As pastor of my own unofficial Universalist church, meeting in my home, I had come to view religion simply as a matter of spiritual experience. "God" was mainly part of the language of worship, not necessarily anything more. But that was enough. As long as religion offered a unique, special kind of experience, that was all that mattered. I was teaching Religious Studies at Bergen Community College at this time, and I would discuss this theory, that religion offered a kind of spirituality that could not be simply reduced to moral conscience or to a set of beliefs. But then I began to think that, no, the way I understood religion, it wasn't even unique. It was really a kind of esthetic experience. Worship was something akin to the awe we feel at great art or at beholding the starry sky. Poetry could offer essentially the same, genuinely spiritual experience. Religion came to seem to me basically a matter of drama and theater. That is not to denigrate it. Rather, to see it as theatrical is to explain why it is so powerful, like an engrossing film or play that leaves the viewer changed.

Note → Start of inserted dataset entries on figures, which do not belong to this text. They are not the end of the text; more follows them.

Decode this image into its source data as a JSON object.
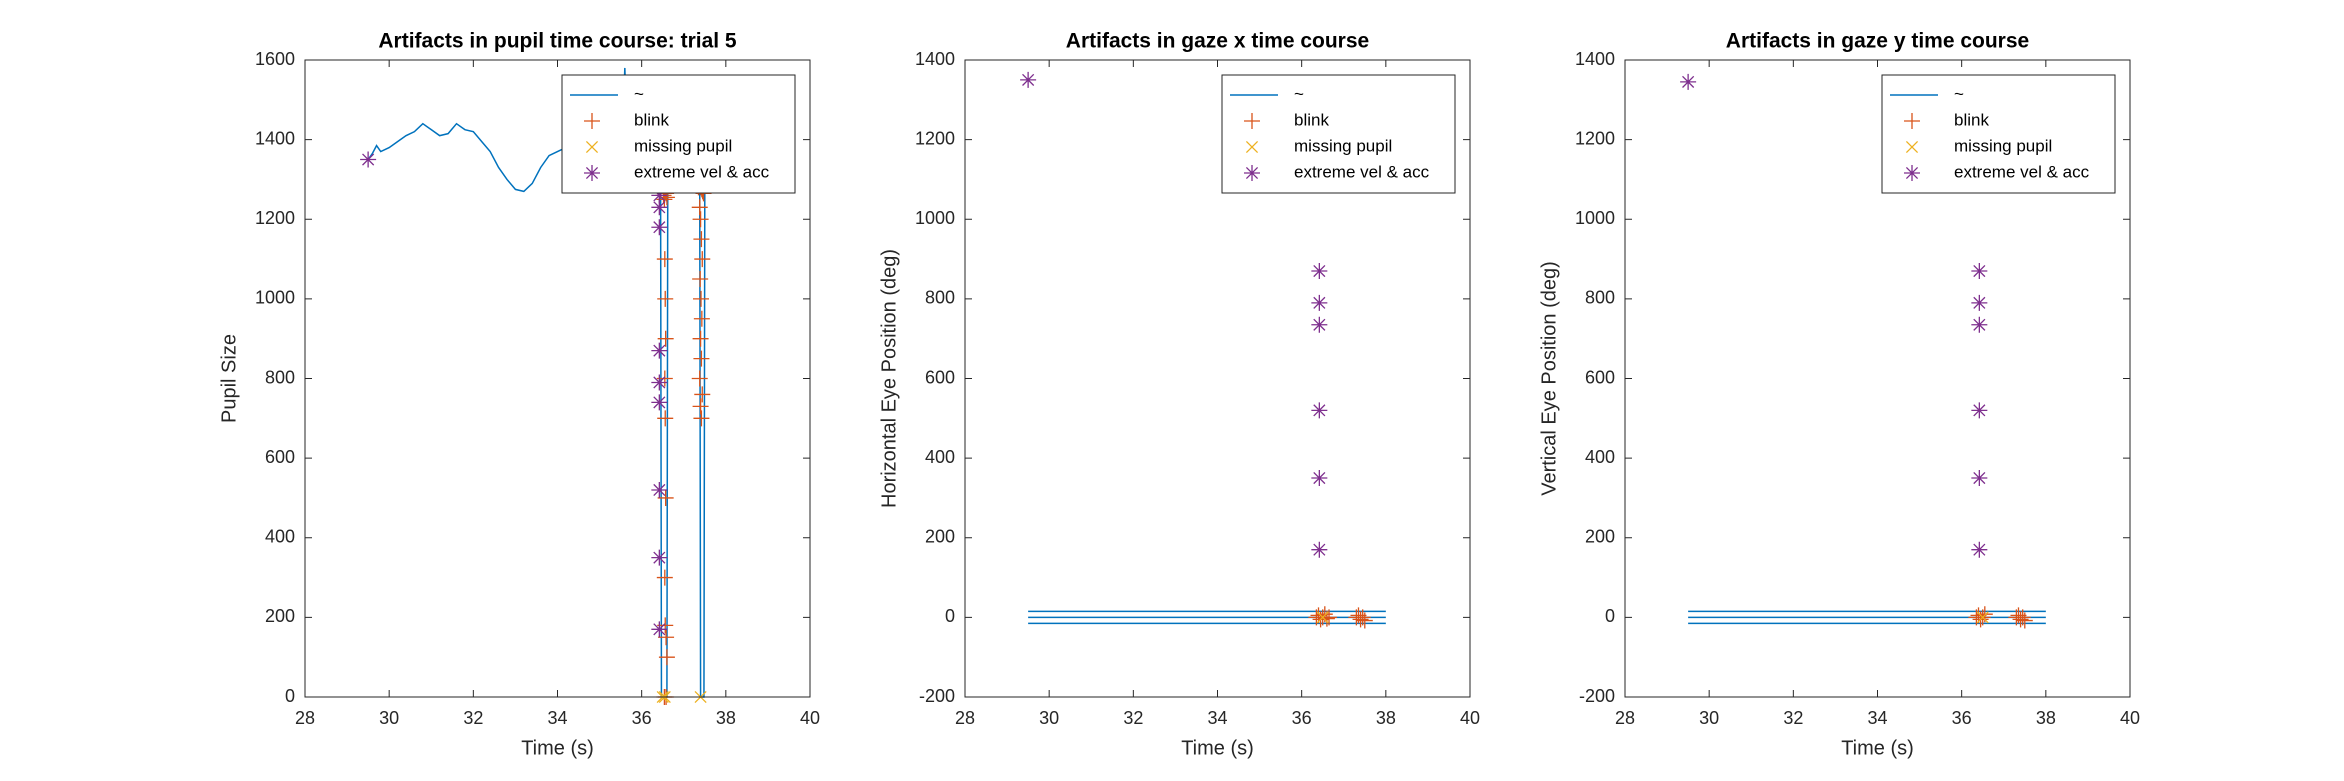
{
  "chart_data": [
    {
      "type": "line",
      "title": "Artifacts in pupil time course: trial 5",
      "xlabel": "Time (s)",
      "ylabel": "Pupil Size",
      "xlim": [
        28,
        40
      ],
      "xticks": [
        28,
        30,
        32,
        34,
        36,
        38,
        40
      ],
      "ylim": [
        0,
        1600
      ],
      "yticks": [
        0,
        200,
        400,
        600,
        800,
        1000,
        1200,
        1400,
        1600
      ],
      "legend": "northeast",
      "series": [
        {
          "name": "~",
          "color": "#0072BD",
          "marker": "none",
          "x": [
            29.5,
            29.6,
            29.7,
            29.8,
            30,
            30.2,
            30.4,
            30.6,
            30.8,
            31,
            31.2,
            31.4,
            31.6,
            31.8,
            32,
            32.2,
            32.4,
            32.6,
            32.8,
            33,
            33.2,
            33.4,
            33.6,
            33.8,
            34,
            34.2,
            34.4,
            34.6,
            34.8,
            35,
            35.2,
            35.4,
            35.55,
            35.6,
            35.65,
            35.8,
            36,
            36.2,
            36.4,
            36.45,
            36.47,
            36.6,
            36.62,
            36.8,
            37,
            37.2,
            37.38,
            37.4,
            37.48,
            37.5,
            37.7,
            37.9
          ],
          "values": [
            1350,
            1365,
            1385,
            1370,
            1380,
            1395,
            1410,
            1420,
            1440,
            1425,
            1410,
            1415,
            1440,
            1425,
            1420,
            1395,
            1370,
            1330,
            1300,
            1275,
            1270,
            1290,
            1330,
            1360,
            1370,
            1380,
            1375,
            1365,
            1380,
            1400,
            1390,
            1410,
            1430,
            1580,
            1420,
            1380,
            1330,
            1300,
            1280,
            1270,
            0,
            0,
            1280,
            1280,
            1275,
            1280,
            1280,
            0,
            0,
            1270,
            1280,
            1290
          ]
        },
        {
          "name": "blink",
          "color": "#D95319",
          "marker": "+",
          "x": [
            36.52,
            36.54,
            36.56,
            36.58,
            36.6,
            36.52,
            36.54,
            36.56,
            36.58,
            36.6,
            36.55,
            36.56,
            36.57,
            36.55,
            36.56,
            36.57,
            36.55,
            36.56,
            36.58,
            36.6,
            37.35,
            37.37,
            37.39,
            37.41,
            37.43,
            37.45,
            37.47,
            37.38,
            37.4,
            37.42,
            37.44,
            37.39,
            37.41,
            37.43,
            37.4,
            37.42,
            37.38,
            37.44,
            37.4,
            37.42,
            36.54,
            36.58
          ],
          "values": [
            1280,
            1285,
            1290,
            1280,
            1275,
            1260,
            1250,
            1270,
            1265,
            1255,
            1100,
            1000,
            900,
            800,
            700,
            500,
            300,
            180,
            150,
            100,
            1280,
            1285,
            1290,
            1280,
            1275,
            1270,
            1265,
            1230,
            1200,
            1150,
            1100,
            1050,
            1000,
            950,
            900,
            850,
            800,
            760,
            730,
            700,
            0,
            0
          ]
        },
        {
          "name": "missing pupil",
          "color": "#EDB120",
          "marker": "x",
          "x": [
            36.5,
            36.55,
            37.4
          ],
          "values": [
            0,
            0,
            0
          ]
        },
        {
          "name": "extreme vel & acc",
          "color": "#7E2F8E",
          "marker": "*",
          "x": [
            29.5,
            36.42,
            36.42,
            36.42,
            36.42,
            36.42,
            36.42,
            36.42,
            36.42,
            36.42
          ],
          "values": [
            1350,
            1260,
            1230,
            1180,
            870,
            790,
            740,
            520,
            350,
            170
          ]
        }
      ]
    },
    {
      "type": "line",
      "title": "Artifacts in gaze x time course",
      "xlabel": "Time (s)",
      "ylabel": "Horizontal Eye Position (deg)",
      "xlim": [
        28,
        40
      ],
      "xticks": [
        28,
        30,
        32,
        34,
        36,
        38,
        40
      ],
      "ylim": [
        -200,
        1400
      ],
      "yticks": [
        -200,
        0,
        200,
        400,
        600,
        800,
        1000,
        1200,
        1400
      ],
      "legend": "northeast",
      "series": [
        {
          "name": "~",
          "color": "#0072BD",
          "marker": "none",
          "x": [
            29.5,
            38,
            null,
            29.5,
            38,
            null,
            29.5,
            38
          ],
          "values": [
            15,
            15,
            null,
            0,
            0,
            null,
            -15,
            -15
          ]
        },
        {
          "name": "blink",
          "color": "#D95319",
          "marker": "+",
          "x": [
            36.35,
            36.4,
            36.45,
            36.5,
            36.55,
            36.6,
            36.65,
            37.3,
            37.35,
            37.4,
            37.45,
            37.5
          ],
          "values": [
            0,
            5,
            -5,
            0,
            8,
            -3,
            0,
            0,
            5,
            -5,
            0,
            -8
          ]
        },
        {
          "name": "missing pupil",
          "color": "#EDB120",
          "marker": "x",
          "x": [
            36.5
          ],
          "values": [
            0
          ]
        },
        {
          "name": "extreme vel & acc",
          "color": "#7E2F8E",
          "marker": "*",
          "x": [
            29.5,
            36.42,
            36.42,
            36.42,
            36.42,
            36.42,
            36.42
          ],
          "values": [
            1350,
            870,
            790,
            735,
            520,
            350,
            170
          ]
        }
      ]
    },
    {
      "type": "line",
      "title": "Artifacts in gaze y time course",
      "xlabel": "Time (s)",
      "ylabel": "Vertical Eye Position (deg)",
      "xlim": [
        28,
        40
      ],
      "xticks": [
        28,
        30,
        32,
        34,
        36,
        38,
        40
      ],
      "ylim": [
        -200,
        1400
      ],
      "yticks": [
        -200,
        0,
        200,
        400,
        600,
        800,
        1000,
        1200,
        1400
      ],
      "legend": "northeast",
      "series": [
        {
          "name": "~",
          "color": "#0072BD",
          "marker": "none",
          "x": [
            29.5,
            38,
            null,
            29.5,
            38,
            null,
            29.5,
            38
          ],
          "values": [
            15,
            15,
            null,
            0,
            0,
            null,
            -15,
            -15
          ]
        },
        {
          "name": "blink",
          "color": "#D95319",
          "marker": "+",
          "x": [
            36.35,
            36.4,
            36.45,
            36.5,
            36.55,
            37.3,
            37.35,
            37.4,
            37.45,
            37.5
          ],
          "values": [
            0,
            5,
            -5,
            0,
            8,
            0,
            5,
            -5,
            0,
            -8
          ]
        },
        {
          "name": "missing pupil",
          "color": "#EDB120",
          "marker": "x",
          "x": [
            36.5
          ],
          "values": [
            0
          ]
        },
        {
          "name": "extreme vel & acc",
          "color": "#7E2F8E",
          "marker": "*",
          "x": [
            29.5,
            36.42,
            36.42,
            36.42,
            36.42,
            36.42,
            36.42
          ],
          "values": [
            1345,
            870,
            790,
            735,
            520,
            350,
            170
          ]
        }
      ]
    }
  ]
}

But this meant that religion is nothing more than a creation of human imagination. As such it still fascinates me. Some theologians believe the same things I do but feel the need to remain a part of it. They feel that being a Christian is part of their identity, and that they need not give it up, only "demythologize" it. I felt this way for quite a while. But at length I realized I was kidding myself. I realized I do not esteem Jesus as any greater a teacher than Aristotle or Epicurus. I guess I agree more with Nietzsche than with Jesus. So what's the point? As for the artistic, theatrical dimension of the thing, I find my imagination enriched, my soul nourished, by the arts. I look to philosophy for a deeper understanding of the world. Religion now seems to me a kind of nursery school version of philosophy.

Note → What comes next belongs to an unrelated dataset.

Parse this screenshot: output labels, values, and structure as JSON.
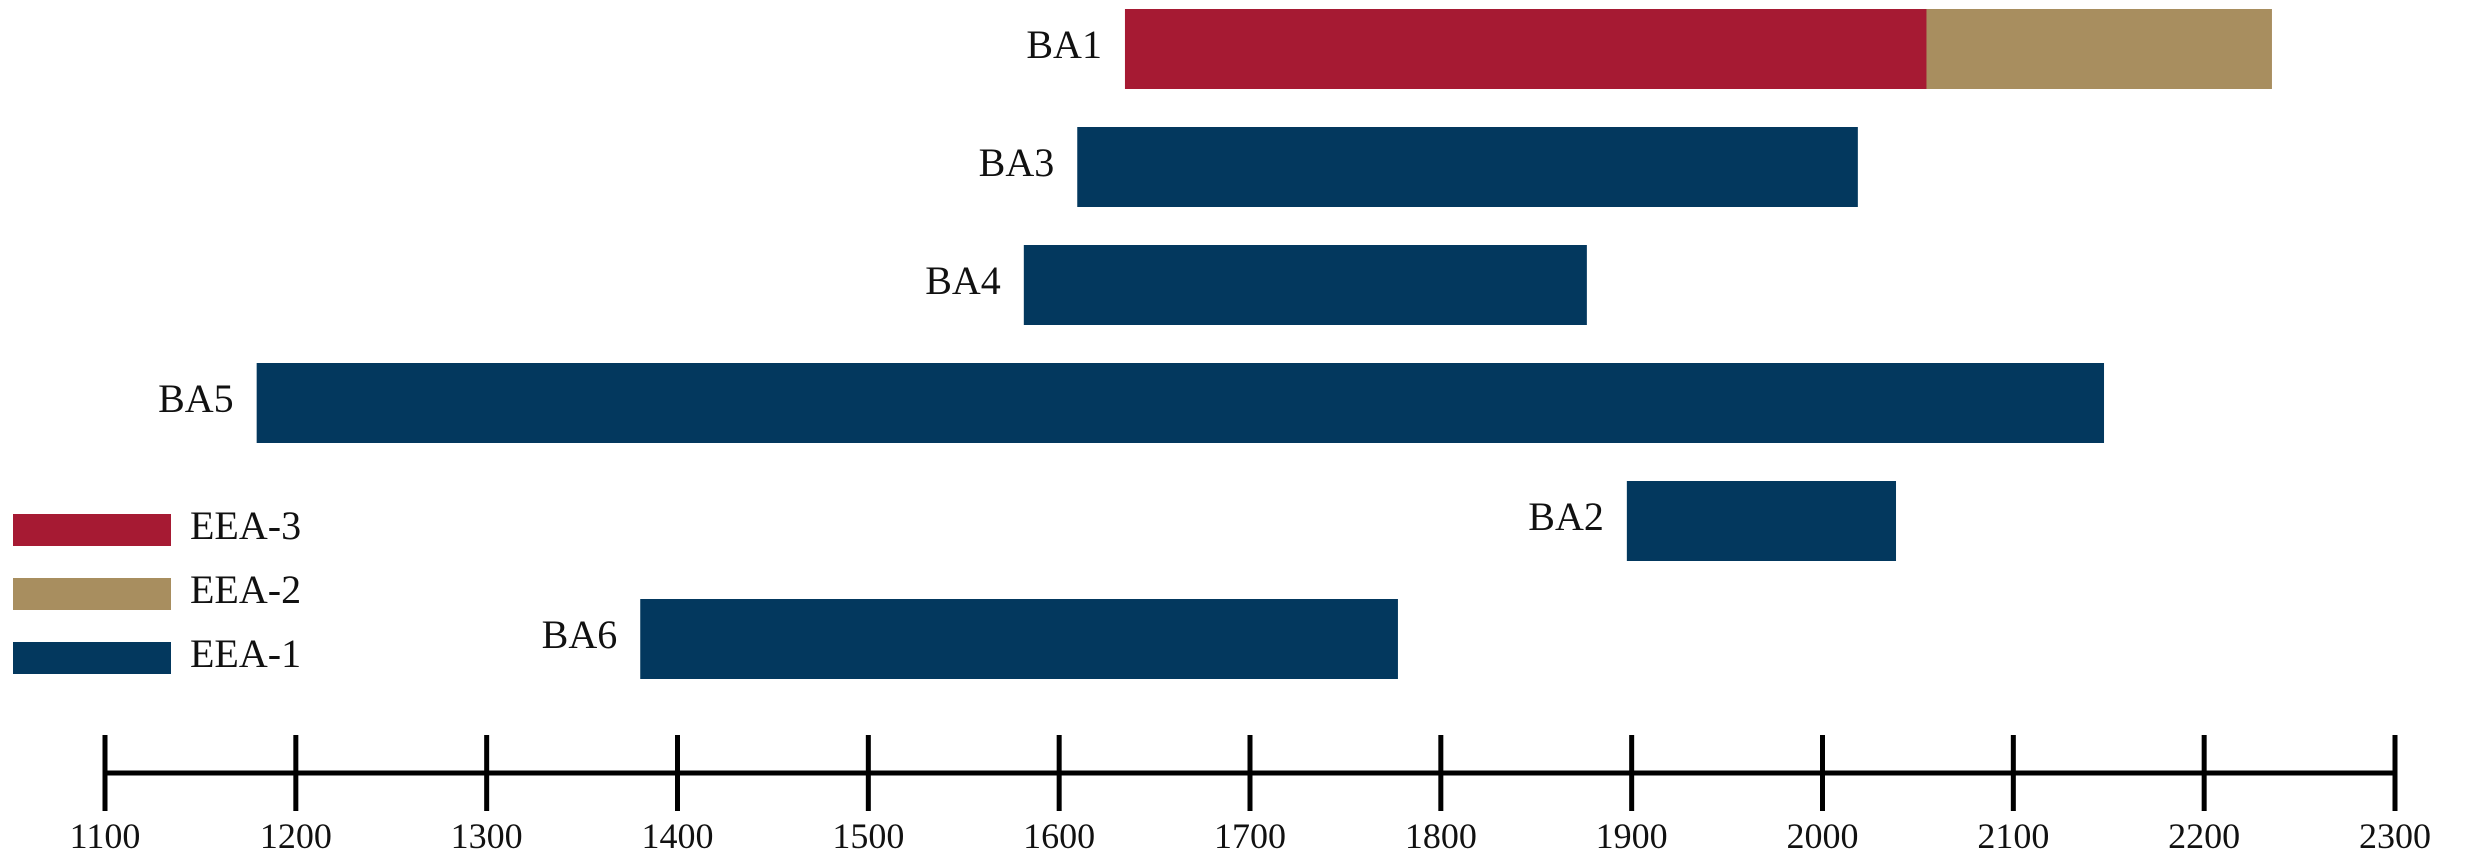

Philosophy can never provide the kind of certainties religion promises, but, obviously, religion cannot provide them either! Someone may say there is eternal life, and you may want to believe there is, but that hardly makes it certain! Maturity is bittersweet. Among other things, it means getting used to the fact that, as John Lennon said, above us there's only sky. Life is fleeting, but it's all the more precious for that very reason! But, you may ask, is there nothing greater than me for me to look up to? You bet! There's my potential as a human being that I have yet to fulfill. And there are the great future achievements of the human race to live for! 

The Bible continues to fascinate me. I teach it in college and graduate school, though now it seems as bizarre to "believe" the Bible as it would be to "believe" the Iliad or Hamlet! 

I have abandoned the ministry, though I have not abandoned my friends who left the church with me. We still meet often and call ourselves "Heretics Anonymous." We discuss ideas. We figure there is at least as much spirituality in questions as in answers. And that's good, since we find we have a lot more questions than answers.